Don’t believe me? Read on…
In the 17th Century lived a scientist called Christopher Merrett.
Christopher Merrett was the first person to describe the ‘methode champenoise’ aka the traditional method of making Champagne, several years before Dom Perignon began experimenting.
In fact, on the 17th December 1662, Merrett presented a paper on winemaking which stated: Our Wine-Coopers of latter times use vast quantities of Sugar and Molasses to all sorts of wines, to make them drink brisk and sparkling. This describes the second fermentation process where, after an initial fermentation, sugar is added, sparking a second fermentation and naturally producing bubbles.
Yep! Stay with me:
Yeast extracts energy from sugar using fermentation and produces alcohol and carbon dioxide as waste. As the grapes used to produce sparkling wine are typically not very sweet, and one fermentation would bring the wine to about 9% abv, it is twice fermented.
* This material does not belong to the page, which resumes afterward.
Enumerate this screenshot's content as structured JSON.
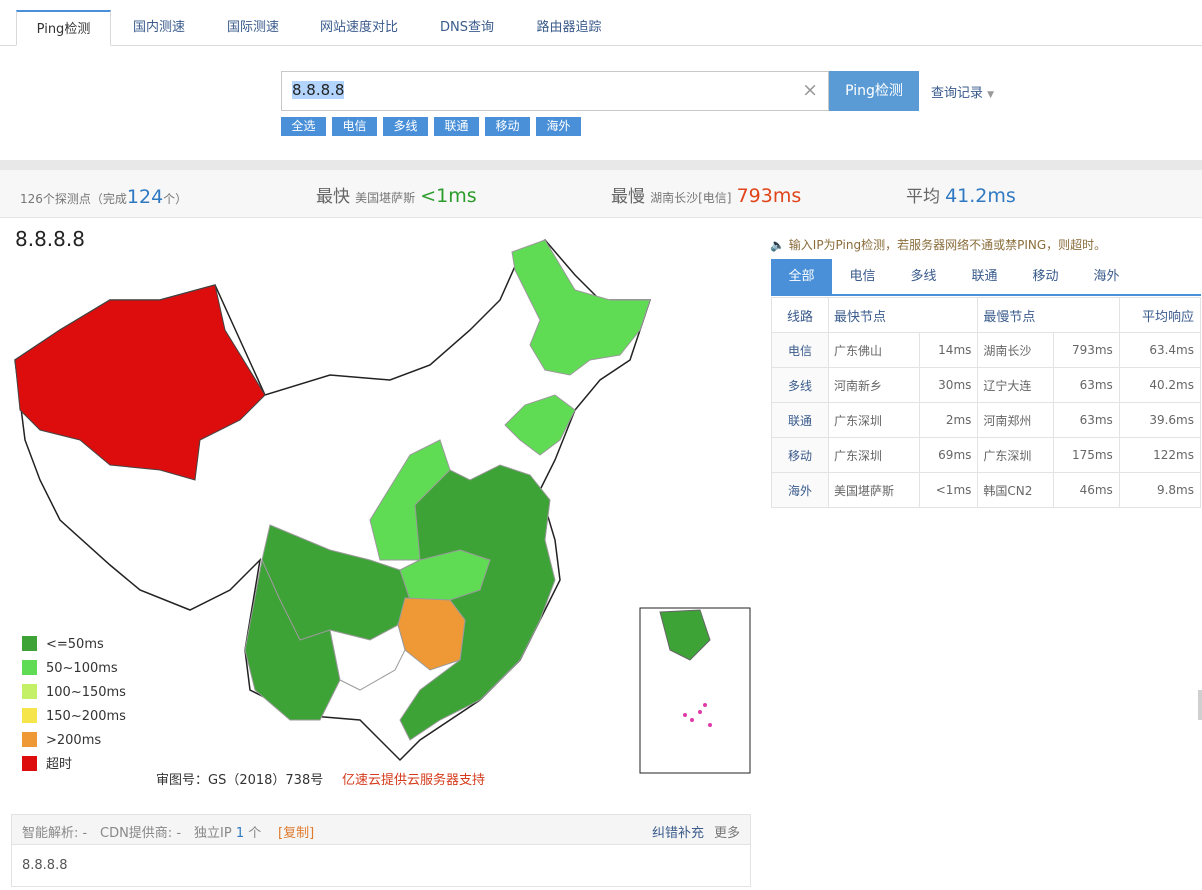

In the second fermentation, a little more sugar and yeast is added and the bottle is sealed with a cap (like a beer bottle cap). The yeast ferments the sugars, producing more carbon dioxide and alcohol as well as the toasty, yeasty flavours you get from this style of winemaking.
The wines are stored upside-down so that the yeast gathers in the neck of the bottle and sits for YEARS like this (usually at least 18 months, but very often 36 months or more!)
When the wine is ready, the neck of the bottle only is frozen, the cap is removed and the frozen yeast and sediment pops out the top due to the pressure inside the bottle.
The bottle is then topped up with wine so it is full again and the bottle is corked, labelled and ready for sale.
This is the Champagne Method aka the Traditional Method aka the method used to produce English Sparkling Wine.
Your bottle of English Sparkling Wine in the fridge has gone through this entire process. Years in the making, this is why sparkling wine comes with a higher price tag than still wine and why it is traditionally drunk at celebrations.
And English Sparkling Wine is so good that it has beaten Champagnes in blind tasting competitions. Quality just keeps on improving, and this is partly due to climate change.